Hrsak sees amateurism as a tool: ‘It’s about the commercial-free devotion to the thing you’re doing. It’s about obsessiveness—or perhaps “passion” is the better word.’

She thinks some architectural ‘masterpieces’ have been produced through amateur efforts, such as a palace of stone built by French postman, Ferdinand Cheval (1836-1924), who spent 33 years building his ‘ideal palace’ from rocks that he collected while doing his mail route.

We are walking around Prinseneiland.
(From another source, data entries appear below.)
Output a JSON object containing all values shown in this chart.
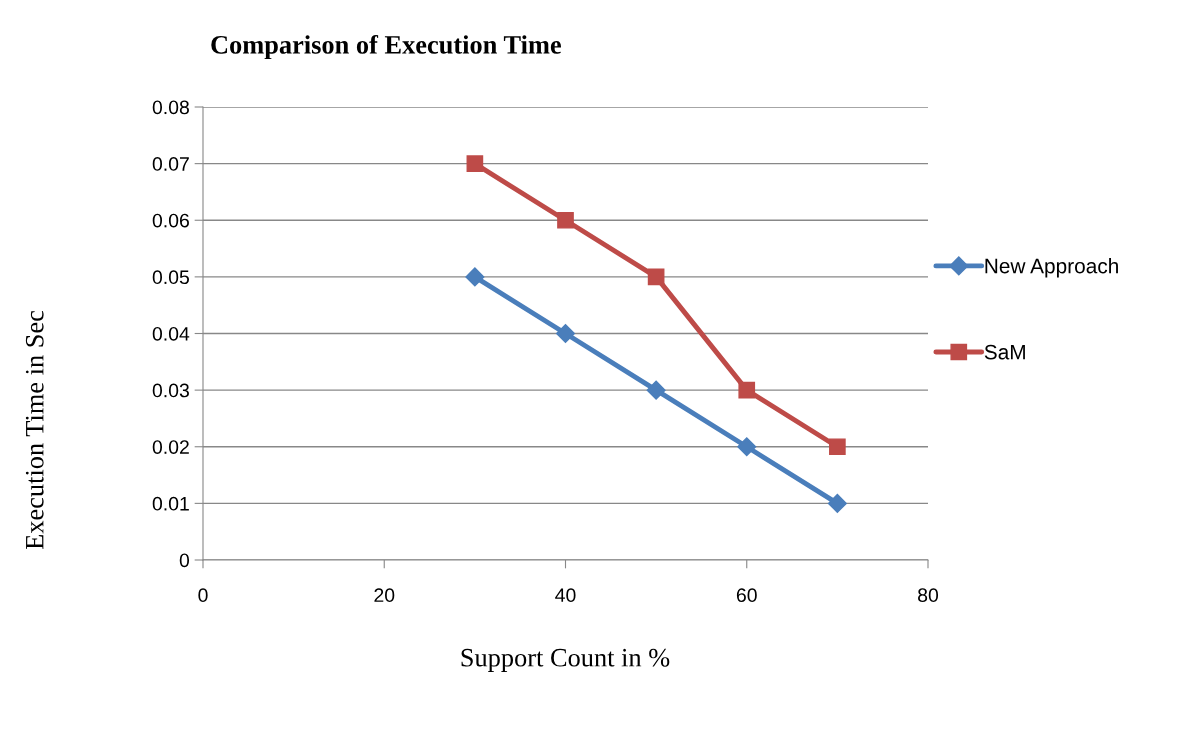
{
  "chart_data": {
    "type": "line",
    "title": "Comparison of Execution Time",
    "xlabel": "Support Count in %",
    "ylabel": "Execution Time in Sec",
    "x": [
      30,
      40,
      50,
      60,
      70
    ],
    "series": [
      {
        "name": "New Approach",
        "color": "#4a7ebb",
        "marker": "diamond",
        "values": [
          0.05,
          0.04,
          0.03,
          0.02,
          0.01
        ]
      },
      {
        "name": "SaM",
        "color": "#be4b48",
        "marker": "square",
        "values": [
          0.07,
          0.06,
          0.05,
          0.03,
          0.02
        ]
      }
    ],
    "xlim": [
      0,
      80
    ],
    "xticks": [
      0,
      20,
      40,
      60,
      80
    ],
    "ylim": [
      0,
      0.08
    ],
    "yticks": [
      {
        "value": 0,
        "label": "0"
      },
      0.01,
      0.02,
      0.03,
      0.04,
      0.05,
      0.06,
      0.07,
      0.08
    ],
    "grid": "y",
    "legend": "right",
    "line_style": "solid"
  }
}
While the beautiful island has undergone a lot of new development, it still hasn’t lost its funky vibe, though the same cannot be said for large sections of the neighbouring Jordaan.

‘Why this area works is because of the diversity of styles,’ Hrsak says. ‘Not everything is of one grain. Of course all the houseboats help. And while there are modern buildings now here, you also have murals, the children’s farm, and this is just beautiful of course.’

She has led me to a ground floor apartment across from cafe Blaauw Hoofd on Blokmakerstraat. The front porch has a double car seat, two birch branch lamps and the background is a large print of Hieronymus Bosch’s Garden of Early Delights. Could this garden be translated on a larger scale elsewhere?

‘I’ll have to get back to you on that one,’ she laughs. ‘Now the emphasis is too much on building at high speed and achieving the most square meters. It’s all about haalbaarheid [practicality]. And if you leave space for unclarity—where the users can actually fill it themselves—that makes developers nervous. The design challenge is to generate development and make buildings good enough to bear imperfections. But on a small scale, such as here, it’s still possible.’

‘And remember, it’s about allowing freshness. It doesn’t mean we should cover our buildings and cities with all kinds of junk.’ Too bad. There goes the idea of suggesting the immediate reopening of the Rijksmuseum as it is now, and just covering it with garden gnomes.